Parallèlement à cela, une mystérieuse inuit a été recueilli au sein de l'équipage du Terror. Muette suite à une mutilation, depuis son apparition une mystérieuse apparition rode autour de l'expédition et élague peu à peu les rangs des marins anglais. Cela donne de bons moments de frisson surtout que l'auteur s'évertue à ne pas trop en dire sur cette «créature» se contentant de vagues descriptions, fruits de témoignages des hommes affolés. Impressions, illusions, travestissement des sens... il n'en faut pas moins pour égarer le lecteur à l'image de ces hommes perdus en pleine mer des glaces... car le véritable ennemi est là et il est blanc! Comme Spielberg à son époque dans son superbe Dents de la mer, le blanc est synonyme de danger et de mort.
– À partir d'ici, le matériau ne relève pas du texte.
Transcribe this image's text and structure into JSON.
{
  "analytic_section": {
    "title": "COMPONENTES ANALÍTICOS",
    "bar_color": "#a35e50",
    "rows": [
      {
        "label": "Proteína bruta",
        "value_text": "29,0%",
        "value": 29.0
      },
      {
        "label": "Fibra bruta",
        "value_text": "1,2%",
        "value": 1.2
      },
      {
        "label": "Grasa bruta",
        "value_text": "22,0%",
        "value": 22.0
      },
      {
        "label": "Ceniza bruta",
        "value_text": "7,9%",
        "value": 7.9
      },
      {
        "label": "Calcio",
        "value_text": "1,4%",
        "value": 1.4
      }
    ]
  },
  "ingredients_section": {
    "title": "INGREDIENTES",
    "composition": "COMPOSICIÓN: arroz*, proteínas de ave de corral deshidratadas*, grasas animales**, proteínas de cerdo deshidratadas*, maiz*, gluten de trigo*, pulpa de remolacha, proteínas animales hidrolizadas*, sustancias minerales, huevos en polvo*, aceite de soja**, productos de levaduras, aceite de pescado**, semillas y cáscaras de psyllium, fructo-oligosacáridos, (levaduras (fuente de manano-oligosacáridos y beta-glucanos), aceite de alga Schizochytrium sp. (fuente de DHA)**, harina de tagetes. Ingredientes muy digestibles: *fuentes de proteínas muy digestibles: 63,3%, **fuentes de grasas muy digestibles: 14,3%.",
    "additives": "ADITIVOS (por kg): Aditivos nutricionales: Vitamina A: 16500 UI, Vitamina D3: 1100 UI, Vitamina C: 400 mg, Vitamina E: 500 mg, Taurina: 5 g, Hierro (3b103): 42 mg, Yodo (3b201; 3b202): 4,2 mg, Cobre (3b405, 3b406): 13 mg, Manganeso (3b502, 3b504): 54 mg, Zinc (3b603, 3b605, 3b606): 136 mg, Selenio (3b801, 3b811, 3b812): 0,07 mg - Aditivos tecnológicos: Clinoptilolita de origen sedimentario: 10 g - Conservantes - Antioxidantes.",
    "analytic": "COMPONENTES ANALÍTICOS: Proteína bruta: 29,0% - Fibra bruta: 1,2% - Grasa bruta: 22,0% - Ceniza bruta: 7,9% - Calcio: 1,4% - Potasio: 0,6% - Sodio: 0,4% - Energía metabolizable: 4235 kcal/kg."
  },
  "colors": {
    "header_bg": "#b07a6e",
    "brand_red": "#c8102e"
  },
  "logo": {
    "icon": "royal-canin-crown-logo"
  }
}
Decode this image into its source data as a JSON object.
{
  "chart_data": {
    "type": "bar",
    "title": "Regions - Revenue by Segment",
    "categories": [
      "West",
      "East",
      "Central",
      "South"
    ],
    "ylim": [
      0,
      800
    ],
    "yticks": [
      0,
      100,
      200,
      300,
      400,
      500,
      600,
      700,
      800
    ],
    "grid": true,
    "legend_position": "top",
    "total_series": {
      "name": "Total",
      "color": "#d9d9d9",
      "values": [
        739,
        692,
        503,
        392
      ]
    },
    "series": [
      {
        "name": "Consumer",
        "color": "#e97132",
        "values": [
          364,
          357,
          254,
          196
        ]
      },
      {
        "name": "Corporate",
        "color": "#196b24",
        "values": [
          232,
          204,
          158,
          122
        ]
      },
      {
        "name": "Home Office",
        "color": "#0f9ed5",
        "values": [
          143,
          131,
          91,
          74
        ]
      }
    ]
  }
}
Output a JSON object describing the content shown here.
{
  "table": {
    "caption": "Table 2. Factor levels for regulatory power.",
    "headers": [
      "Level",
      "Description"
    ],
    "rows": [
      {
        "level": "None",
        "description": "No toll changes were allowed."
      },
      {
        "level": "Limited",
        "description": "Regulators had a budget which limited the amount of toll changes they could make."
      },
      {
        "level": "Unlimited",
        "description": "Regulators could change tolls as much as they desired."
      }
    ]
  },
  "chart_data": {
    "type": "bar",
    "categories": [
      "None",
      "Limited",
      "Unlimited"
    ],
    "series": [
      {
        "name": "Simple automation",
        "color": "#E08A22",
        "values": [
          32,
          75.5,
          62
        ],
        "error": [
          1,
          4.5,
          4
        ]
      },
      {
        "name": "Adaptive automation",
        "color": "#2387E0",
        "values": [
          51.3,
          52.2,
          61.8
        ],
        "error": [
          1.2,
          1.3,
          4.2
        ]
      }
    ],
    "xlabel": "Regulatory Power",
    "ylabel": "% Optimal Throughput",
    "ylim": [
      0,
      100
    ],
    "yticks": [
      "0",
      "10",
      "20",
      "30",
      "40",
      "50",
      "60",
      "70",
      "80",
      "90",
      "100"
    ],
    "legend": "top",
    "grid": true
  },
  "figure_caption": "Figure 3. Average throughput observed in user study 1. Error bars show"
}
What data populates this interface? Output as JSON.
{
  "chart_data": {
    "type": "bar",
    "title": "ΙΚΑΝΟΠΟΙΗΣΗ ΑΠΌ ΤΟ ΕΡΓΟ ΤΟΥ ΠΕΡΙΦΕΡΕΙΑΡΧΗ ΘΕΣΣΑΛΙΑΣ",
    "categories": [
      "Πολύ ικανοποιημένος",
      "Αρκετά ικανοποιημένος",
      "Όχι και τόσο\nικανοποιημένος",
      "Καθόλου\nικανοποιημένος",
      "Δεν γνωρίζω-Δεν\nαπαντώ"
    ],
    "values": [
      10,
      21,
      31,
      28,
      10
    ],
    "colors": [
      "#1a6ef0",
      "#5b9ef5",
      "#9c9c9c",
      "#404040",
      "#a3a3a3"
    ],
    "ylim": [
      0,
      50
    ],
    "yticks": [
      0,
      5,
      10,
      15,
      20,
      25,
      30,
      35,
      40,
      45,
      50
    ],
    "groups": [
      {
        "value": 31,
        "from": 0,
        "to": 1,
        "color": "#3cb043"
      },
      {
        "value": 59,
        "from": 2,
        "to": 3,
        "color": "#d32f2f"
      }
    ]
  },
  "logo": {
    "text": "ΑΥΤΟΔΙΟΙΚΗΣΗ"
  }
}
Simmons décrit à merveille les rigueurs de l'Arctique entre vents violents, températures extrêmes, glaces flottantes, mers gelées. L'ensemble est saisissant à l'image de ses corps éreintés et diminués par ces conditions extrêmes. C'est à une véritable plongée en Enfer que nous convie l'auteur, un Enfer blanc mais aussi profondément humain.
Vous l'avez compris, j'ai adoré ce livre qui rentre dans mon panthéon personnel tant je me suis retrouvé happé par l'univers que propose Simmons entre Histoire, suspens et fantastique. Un voyage éprouvant certes, mais une expérience à nulle autre pareille. Un must!